Paradis
17 févr. 2013Ster Wen, Belle-Ile, le 8 août 2003
Derrière le bleu profond s’insinuant entre les falaises de Ster Wen, un bain frais dans une crique ou rodent quelques pieds d’émeraude…
« Pourquoi ne m’emmènes-tu pas au mouillage de Belle Ile dont tu m’a tant parlé ? ». Quelques heures après, Sylvie pointe du doigt les Poulains sur bâbord, découvre Ster Wraz dans l’étrave et s’extasie enfin à tribord devant la veine de l’aster Wen, le plus bleu marine de l’étoile des pétales de l’étoile d’eau Nord-belliloise.

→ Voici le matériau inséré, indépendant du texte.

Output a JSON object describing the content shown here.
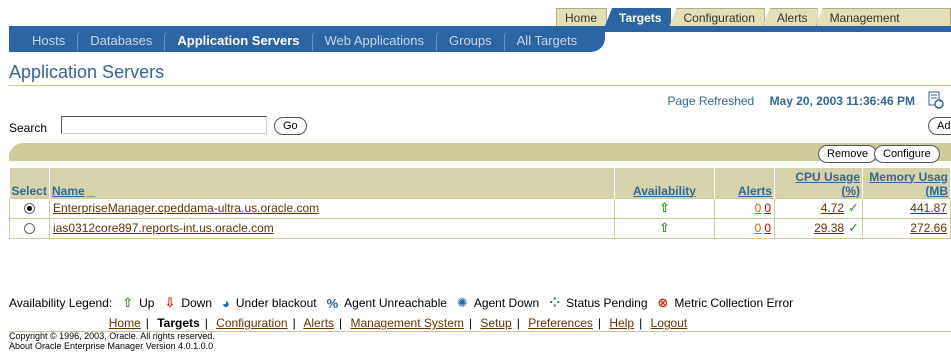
{
  "top_tabs": [
    "Home",
    "Targets",
    "Configuration",
    "Alerts",
    "Management System"
  ],
  "nav_items": [
    "Hosts",
    "Databases",
    "Application Servers",
    "Web Applications",
    "Groups",
    "All Targets"
  ],
  "page_title": "Application Servers",
  "refresh": {
    "label": "Page Refreshed",
    "timestamp": "May 20, 2003 11:36:46 PM"
  },
  "search": {
    "label": "Search",
    "value": "",
    "go_label": "Go"
  },
  "buttons": {
    "add": "Add",
    "remove": "Remove",
    "configure": "Configure"
  },
  "table": {
    "headers": {
      "select": "Select",
      "name": "Name",
      "availability": "Availability",
      "alerts": "Alerts",
      "cpu": "CPU Usage (%)",
      "memory": "Memory Usag",
      "memory_unit": "(MB"
    },
    "rows": [
      {
        "selected": true,
        "name": "EnterpriseManager.cpeddama-ultra.us.oracle.com",
        "alert_warn": "0",
        "alert_crit": "0",
        "cpu": "4.72",
        "memory": "441.87"
      },
      {
        "selected": false,
        "name": "ias0312core897.reports-int.us.oracle.com",
        "alert_warn": "0",
        "alert_crit": "0",
        "cpu": "29.38",
        "memory": "272.66"
      }
    ]
  },
  "legend": {
    "title": "Availability Legend:",
    "items": [
      "Up",
      "Down",
      "Under blackout",
      "Agent Unreachable",
      "Agent Down",
      "Status Pending",
      "Metric Collection Error"
    ]
  },
  "footer": {
    "links": [
      "Home",
      "Targets",
      "Configuration",
      "Alerts",
      "Management System",
      "Setup",
      "Preferences",
      "Help",
      "Logout"
    ],
    "copyright": "Copyright © 1996, 2003, Oracle. All rights reserved.",
    "about": "About Oracle Enterprise Manager Version 4.0.1.0.0"
  }
}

Emotion ! Mais ce n’est pas fini.
Après l’acrobatique mouillage cul à la falaise, amarre arrière nouée au rocher, je lui propose un peu d’escalade. « Viens : de la-haut, c’est sublime. » Pas facile de débarquer sur des algues glissantes, de trouver un raidillon vers le sommet, mais soudain, son étonnement : « tu as vu la crique ? regarde l’eau, ce vert ! » Pour moi c’est du déjà vu, mai ce paysage me ravit comme la toute première fois. Quarante mètres au-dessus du vide, plein de bleu nuit à gauche ou brille comme étoile notre voilier blanc, plein de bleu horizon en face jalonné par le phare des Poulains, l’émeraude qui rôde sou mon pied doit me surprendre encore.